Our highest goal in life should be to glorify God and to enjoy what He has given us. Whatever that means of glorifying Him is, it’s ultimately about Him, and not us. It’s an odd thought because our flesh wants it to be all about us. It tricks us into thinking that if we do anything for anyone but ourselves, we’ll be completely miserable.

But that’s the ridiculousness of it. When we do things for others and especially for God, it is so freeing because the focus is no longer on us and our failings, but on the One who died to redeem us and who has give us these gifts. That is true freedom.

“This is why the Enemy wants you to think you have no song to write, no story to tell, no painting to paint. He wants to quiet you. So sing.

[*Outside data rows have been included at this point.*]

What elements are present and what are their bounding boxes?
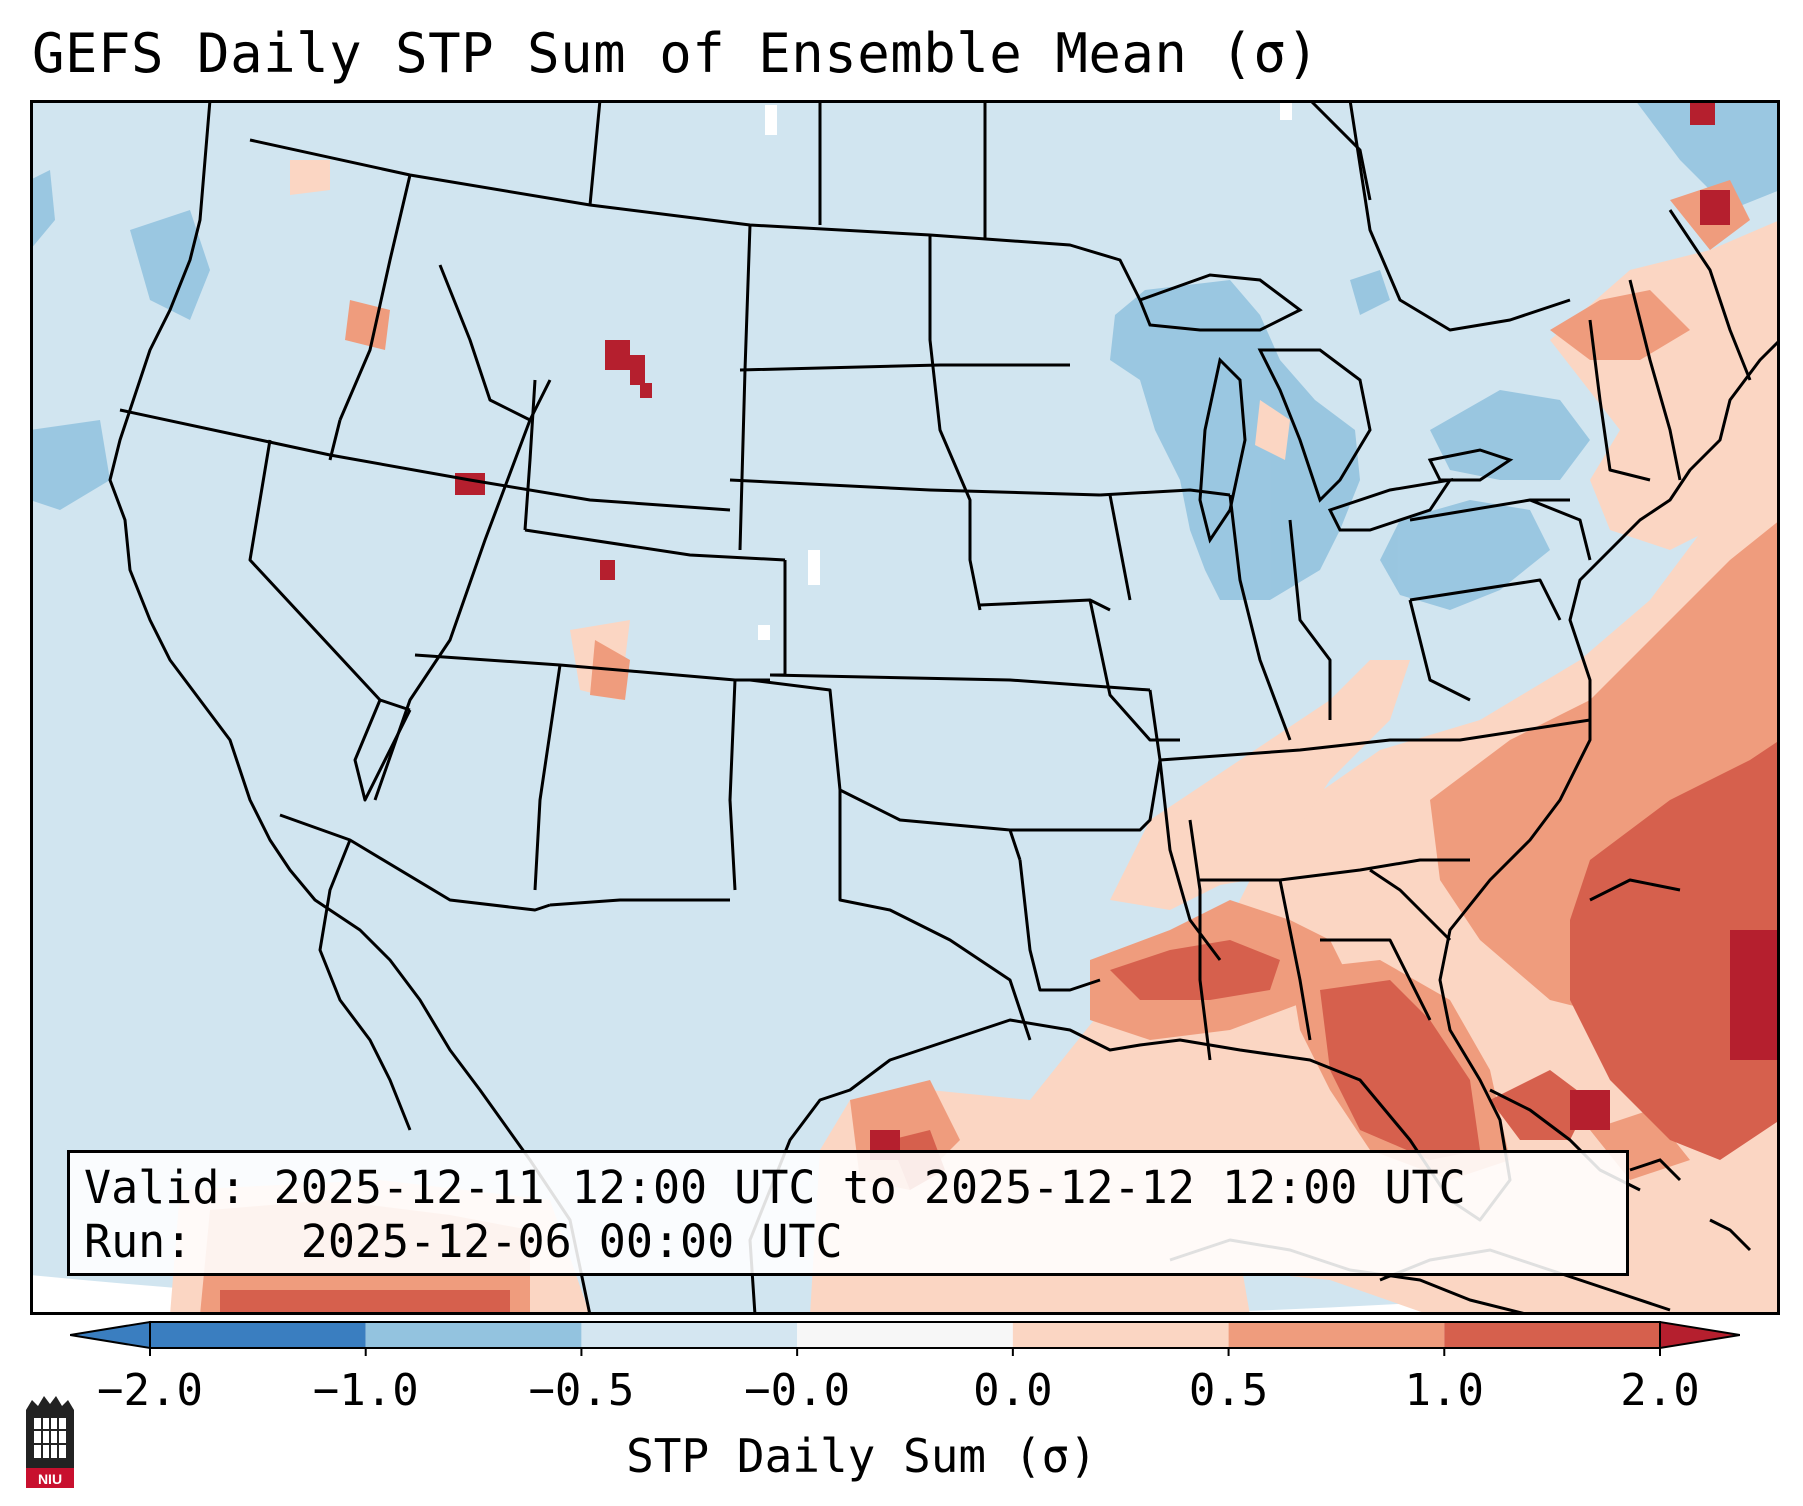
state-borders — [119, 100, 1752, 1061]
map-frame — [30, 100, 1780, 1315]
colorbar-tick-label: 1.0 — [1404, 1365, 1485, 1416]
colorbar-outline — [149, 1321, 1661, 1349]
colorbar-segment — [1444, 1322, 1660, 1348]
logo-text: NIU — [38, 1471, 62, 1487]
extreme-positive-patches — [455, 100, 1780, 1160]
run-value: 2025-12-06 00:00 UTC — [300, 1215, 843, 1268]
run-row: Run: 2025-12-06 00:00 UTC — [84, 1215, 1612, 1269]
colorbar-segment — [581, 1322, 798, 1348]
colorbar-segment — [1012, 1322, 1229, 1348]
run-label: Run: — [84, 1215, 193, 1268]
colorbar-overflow-arrow — [1659, 1320, 1740, 1350]
colorbar-label: STP Daily Sum (σ) — [626, 1429, 1097, 1483]
coastlines — [108, 100, 1780, 1315]
colorbar-segment — [1228, 1322, 1445, 1348]
no-data-cells — [758, 100, 1292, 640]
negative-anomaly-patches — [30, 100, 1780, 610]
map-border — [30, 100, 1780, 1315]
colorbar-tick-label: 0.5 — [1188, 1365, 1269, 1416]
great-lakes — [1138, 273, 1514, 544]
colorbar-tick-label: −0.0 — [744, 1365, 851, 1416]
valid-row: Valid: 2025-12-11 12:00 UTC to 2025-12-1… — [84, 1161, 1612, 1215]
colorbar-tick-label: 0.0 — [973, 1365, 1053, 1416]
valid-time-box: Valid: 2025-12-11 12:00 UTC to 2025-12-1… — [67, 1150, 1629, 1276]
colorbar-segment — [365, 1322, 582, 1348]
colorbar-label-wrap: STP Daily Sum (σ) — [0, 1428, 1803, 1484]
chart-title: GEFS Daily STP Sum of Ensemble Mean (σ) — [32, 22, 1320, 85]
colorbar — [70, 1320, 1740, 1356]
colorbar-tick-label: −2.0 — [97, 1365, 203, 1416]
valid-label: Valid: — [84, 1161, 247, 1214]
valid-value: 2025-12-11 12:00 UTC to 2025-12-12 12:00… — [273, 1161, 1466, 1214]
niu-logo-icon: NIU — [26, 1396, 74, 1488]
colorbar-tick-label: 2.0 — [1620, 1365, 1700, 1416]
colorbar-tick-label: −0.5 — [528, 1365, 635, 1416]
colorbar-underflow-arrow — [70, 1320, 151, 1350]
colorbar-segment — [150, 1322, 366, 1348]
colorbar-segment — [797, 1322, 1013, 1348]
strong-positive-patches — [220, 740, 1780, 1315]
colorbar-tick-label: −1.0 — [312, 1365, 419, 1416]
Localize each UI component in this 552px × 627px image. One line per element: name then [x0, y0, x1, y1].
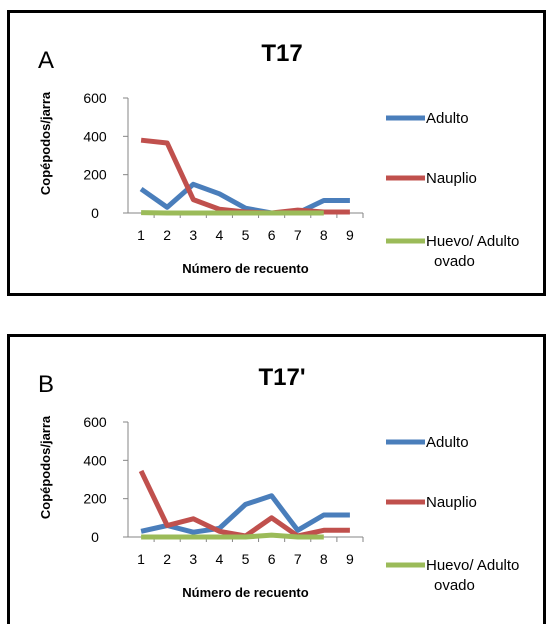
chart-title: T17': [258, 364, 305, 391]
legend-label-adulto: Adulto: [426, 434, 469, 451]
legend-label-huevo: ovado: [434, 577, 475, 594]
y-tick-label: 400: [83, 128, 107, 144]
y-tick-label: 400: [83, 452, 107, 468]
y-tick-label: 0: [91, 205, 99, 221]
x-tick-label: 1: [137, 551, 145, 567]
x-tick-label: 6: [268, 227, 276, 243]
x-tick-label: 8: [320, 551, 328, 567]
legend-label-huevo: Huevo/ Adulto: [426, 233, 519, 250]
legend-label-adulto: Adulto: [426, 110, 469, 127]
y-axis-title: Copépodos/jarra: [38, 415, 53, 519]
x-tick-label: 8: [320, 227, 328, 243]
x-axis-title: Número de recuento: [182, 585, 308, 600]
panel-letter: B: [38, 371, 54, 398]
series-line-adulto: [141, 184, 350, 213]
x-tick-label: 1: [137, 227, 145, 243]
y-axis-title: Copépodos/jarra: [38, 91, 53, 195]
legend-label-huevo: ovado: [434, 253, 475, 270]
y-tick-label: 0: [91, 529, 99, 545]
x-tick-label: 5: [242, 551, 250, 567]
x-tick-label: 7: [294, 227, 302, 243]
x-tick-label: 6: [268, 551, 276, 567]
y-tick-label: 600: [83, 414, 107, 430]
x-tick-label: 5: [242, 227, 250, 243]
x-tick-label: 4: [215, 227, 223, 243]
series-line-huevo: [141, 535, 324, 537]
x-axis-title: Número de recuento: [182, 261, 308, 276]
x-tick-label: 2: [163, 551, 171, 567]
y-tick-label: 200: [83, 167, 107, 183]
chart-b-svg: B T17' 0 200 400 600 1 2 3 4 5 6 7 8 9 Número de recuen…: [10, 337, 549, 627]
x-tick-label: 9: [346, 551, 354, 567]
y-tick-label: 200: [83, 491, 107, 507]
legend-label-huevo: Huevo/ Adulto: [426, 557, 519, 574]
chart-panel-a: A T17 0 200 400 600 1 2 3 4 5 6 7 8 9 Número de recuent…: [7, 10, 546, 296]
chart-a-svg: A T17 0 200 400 600 1 2 3 4 5 6 7 8 9 Número de recuent…: [10, 13, 549, 299]
x-tick-label: 2: [163, 227, 171, 243]
x-tick-label: 7: [294, 551, 302, 567]
x-tick-label: 9: [346, 227, 354, 243]
legend-label-nauplio: Nauplio: [426, 494, 477, 511]
y-tick-label: 600: [83, 90, 107, 106]
x-tick-label: 4: [215, 551, 223, 567]
x-tick-label: 3: [189, 227, 197, 243]
legend-label-nauplio: Nauplio: [426, 170, 477, 187]
x-tick-label: 3: [189, 551, 197, 567]
panel-letter: A: [38, 47, 54, 74]
chart-title: T17: [261, 40, 302, 67]
chart-panel-b: B T17' 0 200 400 600 1 2 3 4 5 6 7 8 9 Número de recuen…: [7, 334, 546, 624]
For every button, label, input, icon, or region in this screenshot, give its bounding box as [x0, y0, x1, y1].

Let the Word by which the Creator made you fill your imagination, guide your pen, lead you from note to note until a melody is strung together like a glimmering constellation in the clear sky. Love the Lord your God, and love your neighbor, too, by making worlds and works of beauty that blanket the earth like flowers. Let your homesickness keep you always from spiritual slumber. Remember that it is in the fellowship of saints, of friends and family, that your gift will grow best, and will find its best expression.

And until the Kingdom comes in its fullness, bend your will to the joyful, tearful telling of its coming. Write about that.

Write about that, and never stop.”
― Andrew Peterson, Adorning the Dark: Thoughts on Community, Calling, and the Mystery of Making

In short, I highly recommend this book to anyone, especially those who create music and writing specifically. This book was such an encouragement to me and I wouldn’t be surprised if I’m reading it again in a few weeks or sooner.

Thank you, Andrew Peterson, for writing this.